SBS has declared that its 2026 coverage of the FIFA World Cup will deliver the biggest TV audience event of 2026.
The public broadcaster has locked in seven major partners for its coverage of the expanded tournament, which now has 104 games instead of 64.
“It has been incredibly exciting how the market has responded,” SBS acting managing director Jane Palfreyman told a media briefing ahead of its annual Upfront event.
“We’ve locked our major partners, but we have other partnership opportunities for clients that we are working through and still available. We feel really pleased with the opportunity of offering clients exposure across linear TV, but also all of the activity on SBS on demand, whether it’s mini matches, replays, there is so much digital opportunity outside of just the games.”
It has been reported that SBS paid $30 million for the 2026 World Cup in the US, Mexico and Canada. Previous World Cups in 2022 are believed to have cost SBS $20 million.
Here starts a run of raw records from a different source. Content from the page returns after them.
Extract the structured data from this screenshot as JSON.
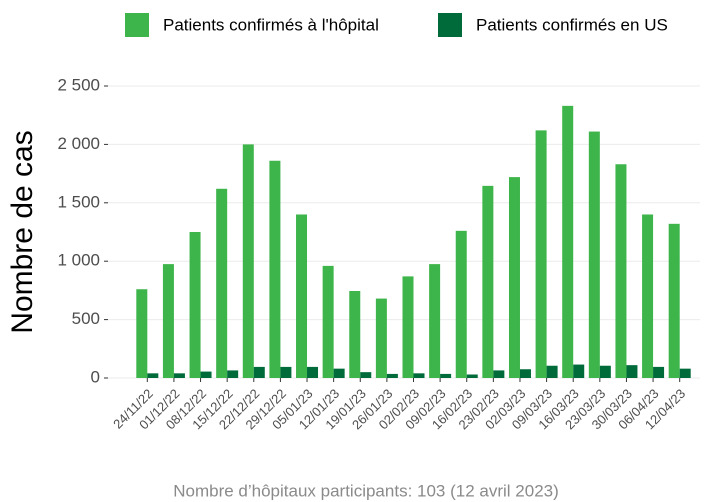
{
  "chart_data": {
    "type": "bar",
    "y_label": "Nombre de cas",
    "caption": "Nombre d’hôpitaux participants: 103 (12 avril 2023)",
    "categories": [
      "24/11/22",
      "01/12/22",
      "08/12/22",
      "15/12/22",
      "22/12/22",
      "29/12/22",
      "05/01/23",
      "12/01/23",
      "19/01/23",
      "26/01/23",
      "02/02/23",
      "09/02/23",
      "16/02/23",
      "23/02/23",
      "02/03/23",
      "09/03/23",
      "16/03/23",
      "23/03/23",
      "30/03/23",
      "06/04/23",
      "12/04/23"
    ],
    "series": [
      {
        "name": "Patients confirmés à l'hôpital",
        "color": "#3db54a",
        "values": [
          760,
          975,
          1250,
          1620,
          2000,
          1860,
          1400,
          960,
          745,
          680,
          870,
          975,
          1260,
          1645,
          1720,
          2120,
          2330,
          2110,
          1830,
          1400,
          1320
        ]
      },
      {
        "name": "Patients confirmés en US",
        "color": "#006b3a",
        "values": [
          40,
          40,
          55,
          65,
          95,
          95,
          95,
          80,
          50,
          35,
          40,
          35,
          30,
          65,
          75,
          105,
          115,
          105,
          110,
          95,
          80
        ]
      }
    ],
    "ylim": [
      0,
      2500
    ],
    "yticks": [
      0,
      500,
      {
        "value": 1000,
        "label": "1 000"
      },
      {
        "value": 1500,
        "label": "1 500"
      },
      {
        "value": 2000,
        "label": "2 000"
      },
      {
        "value": 2500,
        "label": "2 500"
      }
    ],
    "grid": true,
    "legend": "top"
  }
}
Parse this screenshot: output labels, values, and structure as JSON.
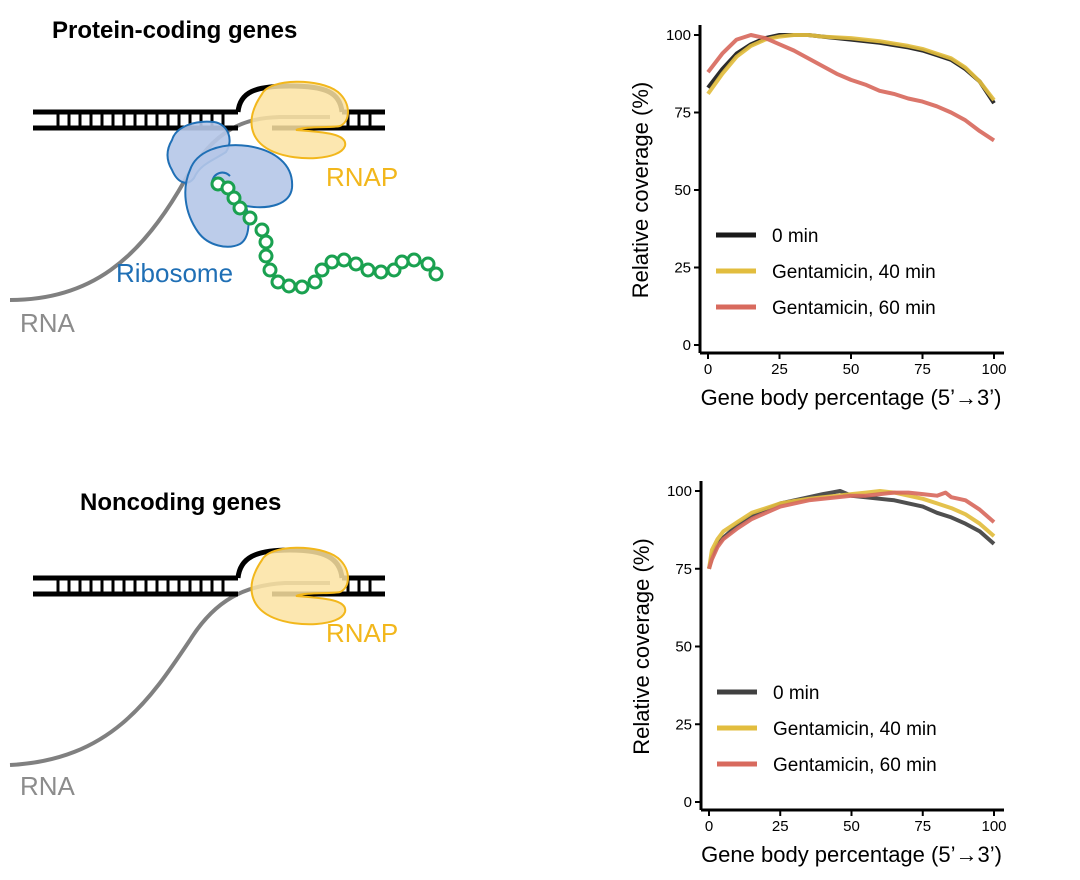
{
  "panels": {
    "top": {
      "title": "Protein-coding genes",
      "rnap_label": "RNAP",
      "ribosome_label": "Ribosome",
      "rna_label": "RNA"
    },
    "bottom": {
      "title": "Noncoding genes",
      "rnap_label": "RNAP",
      "rna_label": "RNA"
    }
  },
  "colors": {
    "dna": "#000000",
    "rnap_fill": "#fbe3a2",
    "rnap_stroke": "#f2b71c",
    "ribosome_fill": "#b5c6e8",
    "ribosome_stroke": "#1f6fb5",
    "peptide": "#1aa150",
    "rna": "#808080"
  },
  "chart_data": [
    {
      "type": "line",
      "xlabel": "Gene body percentage (5’→3’)",
      "ylabel": "Relative coverage (%)",
      "xlim": [
        0,
        100
      ],
      "ylim": [
        0,
        100
      ],
      "xticks": [
        "0",
        "25",
        "50",
        "75",
        "100"
      ],
      "yticks": [
        "0",
        "25",
        "50",
        "75",
        "100"
      ],
      "legend_position": "lower-left",
      "series": [
        {
          "name": "0 min",
          "color": "#1a1a1a",
          "x": [
            0,
            5,
            10,
            15,
            20,
            25,
            30,
            35,
            40,
            50,
            60,
            70,
            75,
            80,
            85,
            90,
            95,
            100
          ],
          "y": [
            83,
            89,
            94,
            97,
            99,
            100,
            100,
            100,
            99.5,
            98.5,
            97.5,
            96,
            95,
            93.5,
            92,
            89,
            85,
            78
          ]
        },
        {
          "name": "Gentamicin, 40 min",
          "color": "#e2bd3e",
          "x": [
            0,
            5,
            10,
            15,
            20,
            25,
            30,
            35,
            40,
            50,
            60,
            70,
            75,
            80,
            85,
            90,
            95,
            100
          ],
          "y": [
            81,
            87.5,
            93,
            96.5,
            98.5,
            99.5,
            100,
            100,
            99.5,
            99,
            98,
            96.5,
            95.5,
            94,
            92.5,
            89.5,
            85,
            79
          ]
        },
        {
          "name": "Gentamicin, 60 min",
          "color": "#d86a5e",
          "x": [
            0,
            5,
            10,
            15,
            20,
            25,
            30,
            35,
            40,
            45,
            50,
            55,
            60,
            65,
            70,
            75,
            80,
            85,
            90,
            95,
            100
          ],
          "y": [
            88,
            94,
            98.5,
            100,
            99,
            97,
            95,
            92.5,
            90,
            87.5,
            85.5,
            84,
            82,
            81,
            79.5,
            78.5,
            77,
            75,
            72.5,
            69,
            66
          ]
        }
      ]
    },
    {
      "type": "line",
      "xlabel": "Gene body percentage (5’→3’)",
      "ylabel": "Relative coverage (%)",
      "xlim": [
        0,
        100
      ],
      "ylim": [
        0,
        100
      ],
      "xticks": [
        "0",
        "25",
        "50",
        "75",
        "100"
      ],
      "yticks": [
        "0",
        "25",
        "50",
        "75",
        "100"
      ],
      "legend_position": "lower-left",
      "series": [
        {
          "name": "0 min",
          "color": "#404040",
          "x": [
            0,
            1,
            3,
            5,
            10,
            15,
            20,
            25,
            30,
            35,
            40,
            43,
            46,
            50,
            55,
            60,
            65,
            70,
            75,
            80,
            85,
            90,
            95,
            100
          ],
          "y": [
            75,
            79,
            83,
            85,
            89,
            92,
            94,
            96,
            97,
            98,
            99,
            99.5,
            100,
            98.5,
            98,
            97.5,
            97,
            96,
            95,
            93,
            91.5,
            89.5,
            87,
            83
          ]
        },
        {
          "name": "Gentamicin, 40 min",
          "color": "#e2bd3e",
          "x": [
            0,
            1,
            3,
            5,
            10,
            15,
            20,
            25,
            30,
            35,
            40,
            45,
            50,
            55,
            60,
            65,
            70,
            75,
            80,
            85,
            90,
            95,
            100
          ],
          "y": [
            75,
            81,
            84.5,
            87,
            90,
            93,
            94.5,
            96,
            96.8,
            97.5,
            98,
            98.5,
            99,
            99.5,
            100,
            99.5,
            98.5,
            97.5,
            96,
            94.5,
            92.5,
            89.5,
            85.5
          ]
        },
        {
          "name": "Gentamicin, 60 min",
          "color": "#d86a5e",
          "x": [
            0,
            1,
            3,
            5,
            10,
            15,
            20,
            25,
            30,
            35,
            40,
            45,
            50,
            55,
            60,
            65,
            70,
            75,
            80,
            83,
            85,
            90,
            95,
            100
          ],
          "y": [
            75,
            78,
            82,
            84.5,
            88,
            91,
            93,
            95,
            96,
            97,
            97.5,
            98,
            98.5,
            98.5,
            99,
            99.5,
            99.5,
            99,
            98.5,
            99.5,
            98,
            97,
            94,
            90
          ]
        }
      ]
    }
  ]
}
SBS plans to recoup the outlay through commercial partnership, advertising, but also value from the “halo effect” derived by exposing its slate of programming to a broad audience.
SBS has named its tier one partners for the event, confirming that Hyundai, Macca’s, Rexona, Hisense, bet365, Commonwealth Bank and Youi were all supporting the 2026 FIFA World Cup as SBS official broadcast partners.
The Matildas’ Women’s World Cup semifinal against England is the most-watched football audience and TV program since the current audience measurement system began in 2001.
The match, on Seven and 7plus, attracted a national average audience of 7.13 million viewers and reach of 11.15 million.
The last men’s FIFA World Cup in Qatar had more modest audiences, albeit played outside of friendly viewing times in Australia.
The final between France and Argentina delivered a total TV audience of 976,000, while the most watched fixture between Australia and Argentina drew an audience of 1.7 million.